París 2024 le ha devuelto la emoción a muchos cubanos. Dentro de la habitual vorágine en la que nos vemos envueltos que muchas veces se diluye en la cola del pollo, agenciárnosla para terminar el mes con un modesto salario o correr tras el escaso transporte urbano existente, no son menos los que han perdido la capacidad de emocionarse.
Hablo de esa agitación que eriza la piel, que te hace saltar las lágrimas o gritar frente a una pantalla como si quien luchara, saltara o corriera pudiera escucharnos en la Ciudad Luz, del otro lado del mundo.
París nos ha puesto a soñar; y aunque a veces nos mostremos inconformes con las discretas actuaciones de algunos de los hijos de esta tierra o les exijamos en demasía, el solo hecho de vernos representados en la cita de los cinco aros es suficiente para creer que pueden vencer cualquier obstáculo y regalarnos una alegría más.
Precisamente emocionar es una de las virtudes que tiene el deporte y los Juegos Olímpicos son ese espacio que cada cuatro años nos permite admirar a los mejores atletas del mundo en las diferentes disciplinas deportivas. Hombres y mujeres que aspiran romper sus propios récords y conquistar el Olimpo.
París ha sido el volver a desvelarse en una calurosa madrugada, no por un apagón, sino para ver competir a los nuestros. El hacer una pausa en el trabajo diario para no perderse una pelea, el lastimarse las manos y la garganta ante los feroces gritos que no dejan morir la confianza en que pueden hacerlo mejor. O el reunirse frente a un televisor para admirar a Mijaín López, el hombre más fuera de serie del mundo, conquistar su quinto título olímpico y retirarse invencible.
Estos Juegos Olímpicos han sido un verdadero test de cubanía. Sin importar donde nos encontremos, quienes de verdad se sienten cubanos han podido disfrutar los logros de aquellos que se formaron aquí y hoy defienden las banderas de Chile, Azerbaiyán, Portugal o cualquier otro país. Porque eso también es esta Isla, un puñado de hermanos en busca de oportunidades alrededor del mundo.
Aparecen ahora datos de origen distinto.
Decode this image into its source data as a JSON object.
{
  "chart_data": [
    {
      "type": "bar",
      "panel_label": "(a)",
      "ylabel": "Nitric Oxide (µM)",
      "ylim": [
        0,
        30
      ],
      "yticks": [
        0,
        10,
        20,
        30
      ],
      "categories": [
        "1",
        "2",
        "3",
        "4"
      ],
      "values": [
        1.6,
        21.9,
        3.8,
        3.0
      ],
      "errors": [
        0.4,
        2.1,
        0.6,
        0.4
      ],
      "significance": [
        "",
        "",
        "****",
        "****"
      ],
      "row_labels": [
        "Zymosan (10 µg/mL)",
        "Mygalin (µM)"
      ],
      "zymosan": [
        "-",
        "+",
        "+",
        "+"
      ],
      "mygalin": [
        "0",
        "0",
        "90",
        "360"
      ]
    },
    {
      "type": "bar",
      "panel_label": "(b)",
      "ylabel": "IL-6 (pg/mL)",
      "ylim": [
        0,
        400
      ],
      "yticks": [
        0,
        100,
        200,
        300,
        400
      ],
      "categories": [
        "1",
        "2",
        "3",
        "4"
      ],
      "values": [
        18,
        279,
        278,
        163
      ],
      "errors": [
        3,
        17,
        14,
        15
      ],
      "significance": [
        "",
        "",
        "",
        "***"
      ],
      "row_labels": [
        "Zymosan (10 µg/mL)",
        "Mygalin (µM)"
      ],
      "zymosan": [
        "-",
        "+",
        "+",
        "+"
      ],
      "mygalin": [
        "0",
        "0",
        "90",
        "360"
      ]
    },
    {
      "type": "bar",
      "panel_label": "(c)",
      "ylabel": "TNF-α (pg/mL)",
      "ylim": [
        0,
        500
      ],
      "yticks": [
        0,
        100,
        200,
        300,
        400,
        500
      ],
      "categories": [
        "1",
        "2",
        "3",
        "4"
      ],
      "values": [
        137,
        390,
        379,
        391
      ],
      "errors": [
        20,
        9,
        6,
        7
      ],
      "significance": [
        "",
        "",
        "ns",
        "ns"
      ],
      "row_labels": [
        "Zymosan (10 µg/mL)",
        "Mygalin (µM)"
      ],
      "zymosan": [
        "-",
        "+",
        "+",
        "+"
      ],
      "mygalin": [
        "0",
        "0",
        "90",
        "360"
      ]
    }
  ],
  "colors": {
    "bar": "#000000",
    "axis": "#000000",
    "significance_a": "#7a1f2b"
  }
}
La emoción no cabe en el pecho cuando se presencia el combate de la primera medallista olímpica en la lucha femenina cubana, o cuando Erislandy regala una demostración de lo que es boxear con agilidad y pegada. Es imposible no remar junto a Yarisleydis Cirilo y tratar de descontar puntos junto a Rosillo o a Orta, para que no se les escape el bronce, porque ya el oro les resultó esquivo.
París también nos ha regalado las más espectaculares imágenes y los más entrañables gestos. Desde la propia inauguración en que Celine Dion dio una magnífica demostración de lo que es sobreponerse a su enfermedad y cantar un tema de la mismísima Edith Piaf, se auguraba que esta sería una cita sin igual.
Estos recién finalizados Juegos Olímpicos nos dejan el sabor agridulce de que la delegación cubana no haya igualado o superado actuaciones anteriores, al menos en cuanto a medallas. Aun así, nos han hecho temblar, reír, maldecir o llorar.
París nos ha dejado eso, una pausa en el empedrado camino cotidiano, la confianza en lo que inspira, la unidad en torno a un mismo anhelo, el sentimiento de nación y el orgullo de ser cubanos y unirnos por una causa común a pesar de las diferencias.